Sunday, August 16, 2009

A Black Woman Caught in the City Park With No Place to Hide

Readers may write Gene Owens at 315 Lakeforest Circle, Anderson S.C. 29625 or e-mail him at WadesDixieco@AOL.com




Given the occasion for her arrest, it might be inappropriate to invite Lula Mae Battle to the White House for beer, but maybe a little sweet tea and banana pudding in the mayor’s office would help ease the hurt.
Ms. Battle was arrested in Mobile, Ala., on the morning of June 3 for ducking into some bushes for an emergency rest stop. She was 50 feet short of the comfort station she was headed toward after her bank denied her access to its restroom.
Ms. Battle is 81. She is black in a nation with a black president and was arrested in a city with a black mayor whose administration is defending the young white police cadet who called an officer to arrest her. This does not seem to be a racial matter. It’s more a matter of sensitivity toward the aged and infirm.
The scene of Ms. Battle’s ordeal was Bienville Square, an oasis of live oaks and azaleas in the heart of downtown Mobile. Mobilians who want to underscore their local roots like to boast that they were conceived under an azalea bush in Bienville Square during Mardi Gras (appropriately enough, the square is bordered by Conception Street).
I have walked the park many times, en route to lunch on restaurant-studded
Dauphin Street or to my bank on St. Joseph Street. I have walked past lunchtime
brown-baggers feeding their leftovers to squirrels and pigeons, avoided the eccentric preacher who consigned to hell all those whose understanding of scripture contradicted his, and averted my eyes when I saw scruffy men relieving themselves against live oaks. And I have availed myself of the city-maintained restroom under the bandstand in the middle of the park. It’s open during daylight hours for all to use.
The city has sought to curtail the tendency to use the live oaks as urinals. It has a police substation on the premises, where a cadet keeps watch on the behavior of its two-legged denizens. The substation is surrounded by bushes. It was in these bushes that Lula Mae Battle sought seclusion when her bladder told her, “Time’s up.” The alert police cadet spotted her in the act and called an officer.
The elderly lady pleaded with the cops not to take her to jail. She had a problem with incontinence, she told them.
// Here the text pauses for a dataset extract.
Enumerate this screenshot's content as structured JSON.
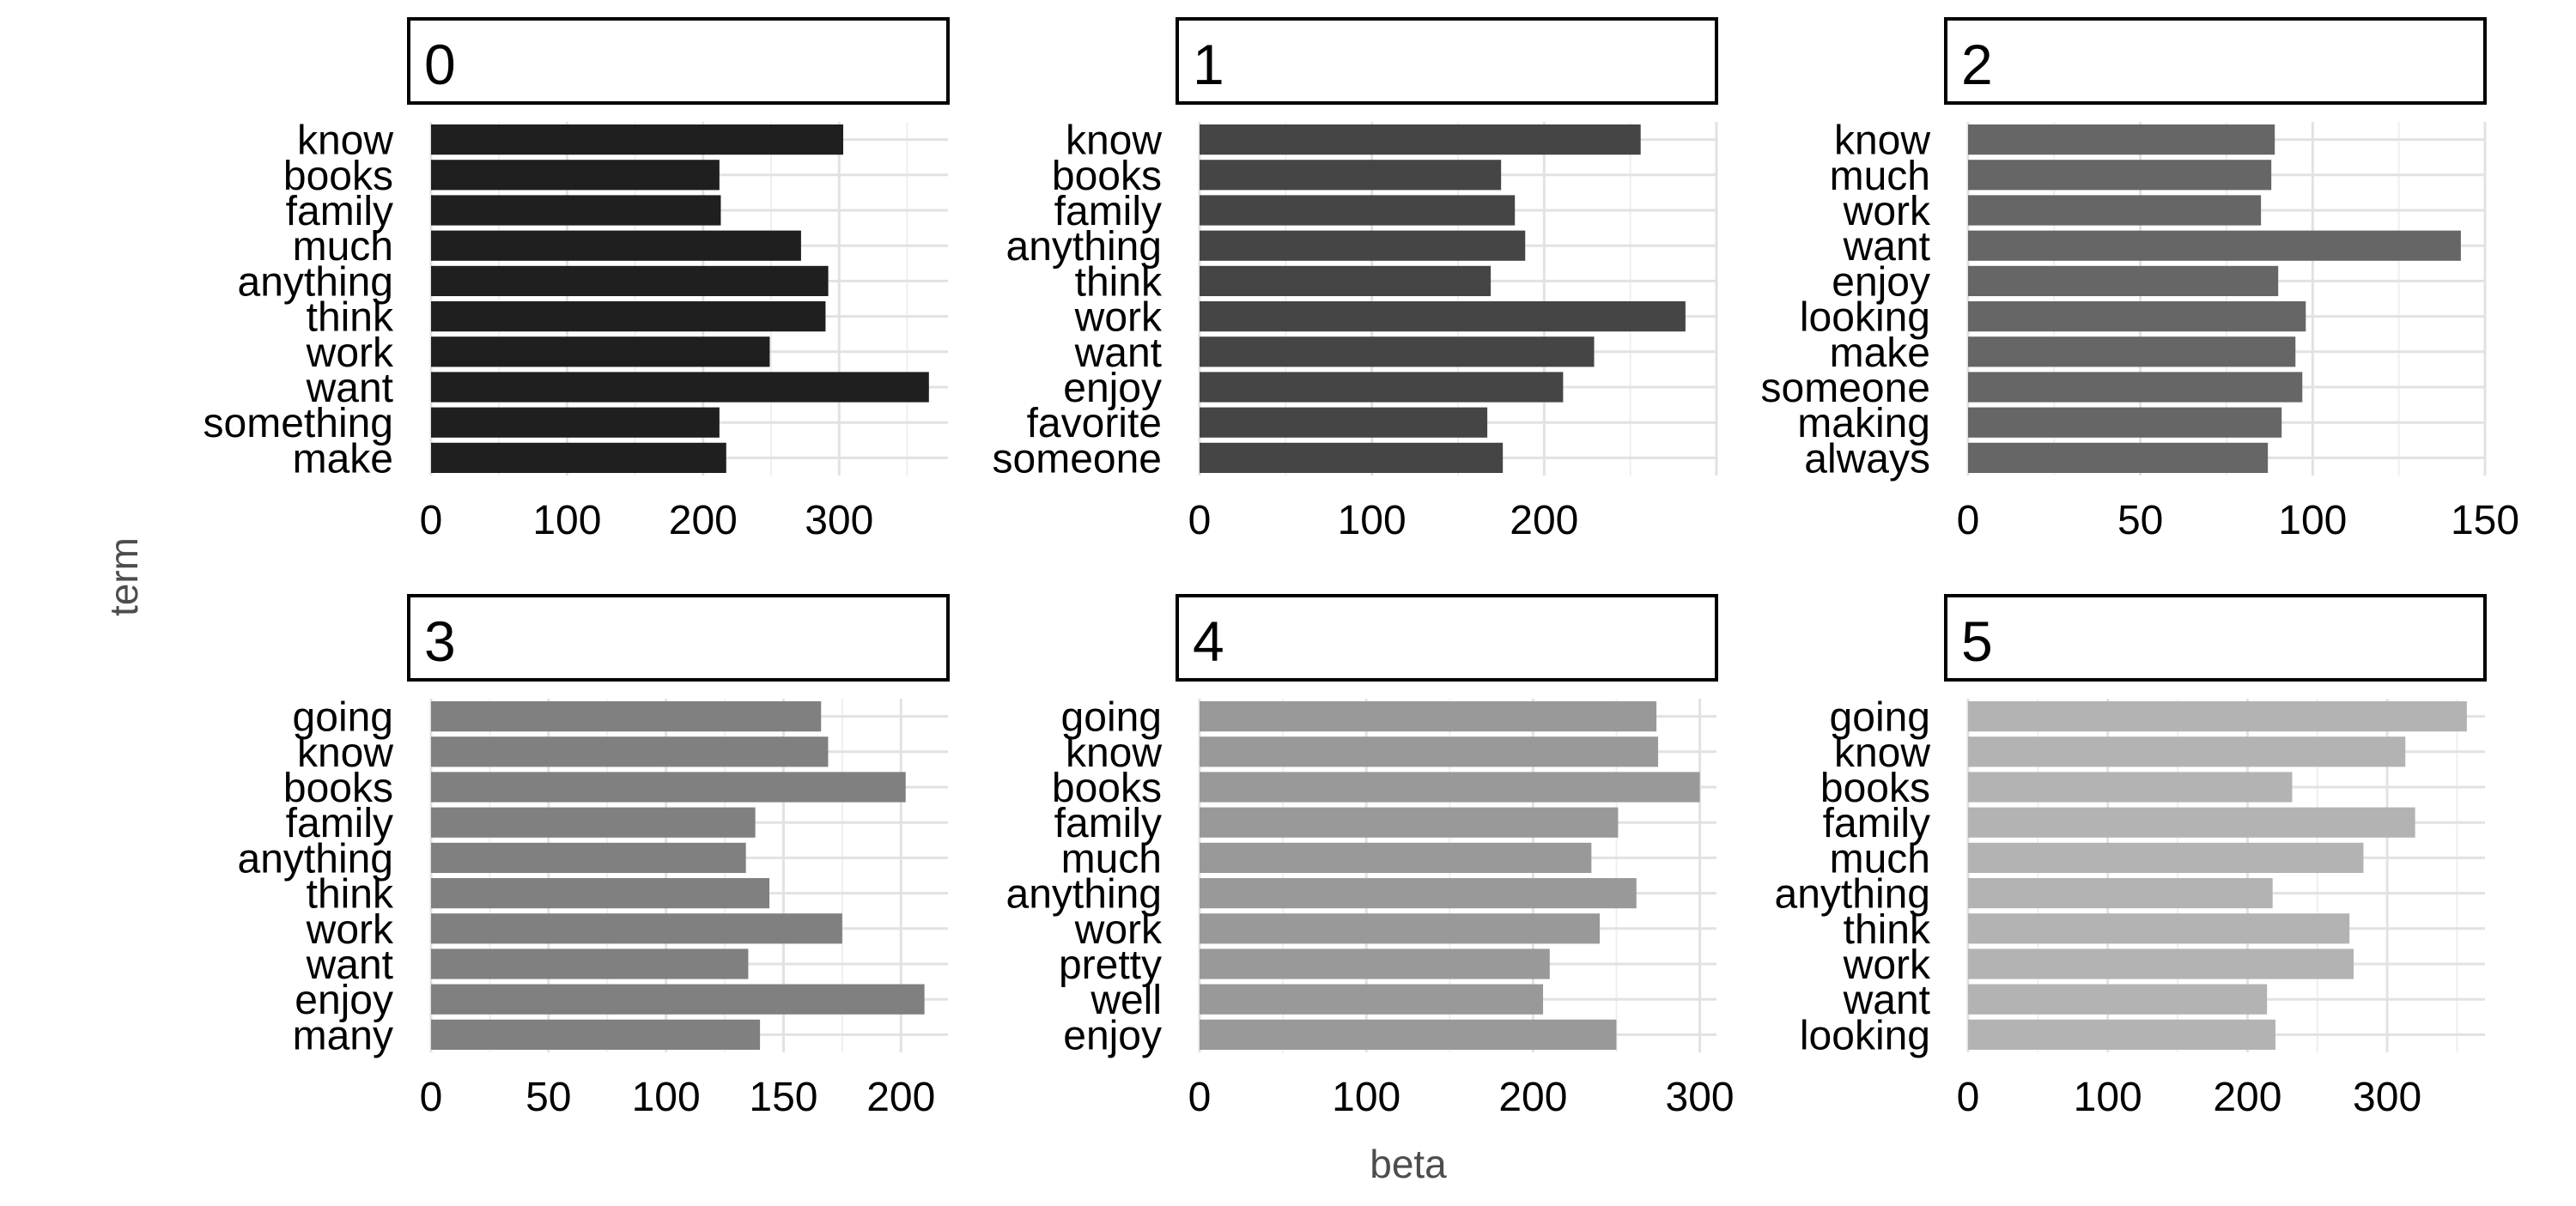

When her bank turned her away, she made for the comfort station in the square, but when she realized that she could hold out no longer she tried to hide in the bushes surrounding the substation.
“Should have worn Depends,” clucked some of the bloggers who responded to the story in the Mobile P r e s s - R e g i s t e r.
Maybe. But sometimes incontinence manifests itself unexpectedly when you haven’t had the foresight to wear absorbent underwear. Or maybe your money runs out before you have a chance to replenish your supply.
And maybe the cops should be trained to show empathy and solicitude toward the elderly.
Lula Mae Battle is not a wealthy Harvard professor with a friend in the Oval Office. She’s a simple black woman who lives with her niece in a predominantly black section of Mobile. She grew up in an Alabama where the people she knew ate poke sallet instead of arugula. She came of age in a South where people of her complexion were denied access to public accommodations that weren’t labeled “colored.” She was 28 years old when Rosa Parks, Martin Luther King Jr. and their allies brought the Montgomery bus system to heel.
There were no portable johns beside the cotton fields of her youth, where rural laborers earned their beans and fatback. The trees and bushes on the fringes of the fields provided privacy for those who had to go. In her salad years, even white folks didn’t find restrooms conveniently arrayed along Interstate highways or in BP convenience stores or Hardee’s burger joints. When things got urgent along rural roads, they often pulled to the shoulder, made for a big tree or a clump of sparkleberry bushes off the right of way, and found relief.
Lula Mae Battle surely knows that those days are behind. That’s why she sought comfort in her bank. That’s why she tried to make it to that rest room in Bienville Square.
But when you’re nearly 82 years old and ancient muscles are not up to the task of controlling a full bladder, 50 feet is a long way to go.
What she did was an act of desperation. Yes, it was against the law. Yes, the law is a reasonable one. And, as Barbara Drummond, a black woman who speaks for Mobile Mayor Sam Jones, told me by e-mail, “We ... have empathy for her, but the police was doing their job.” So Ms. Battle, who has no record of previous arrests, was taken to the Mobile County Metro Jail. She was booked and released under $500 bond. She is scheduled to appear in court on Sept. 15 to answer charges of public lewdness. I agree that it’s the job of police to enforce the law and, in this case, to keep a public park clean and presentable. I also think it’s their job to use understanding and discretion in dealing with weaker members of our society, and especially those who have reached an advanced age. As Lula Mae Battle put it: “When you got to go, you got to go.” How about that sweet tea and banana pudding, Mayor Jones?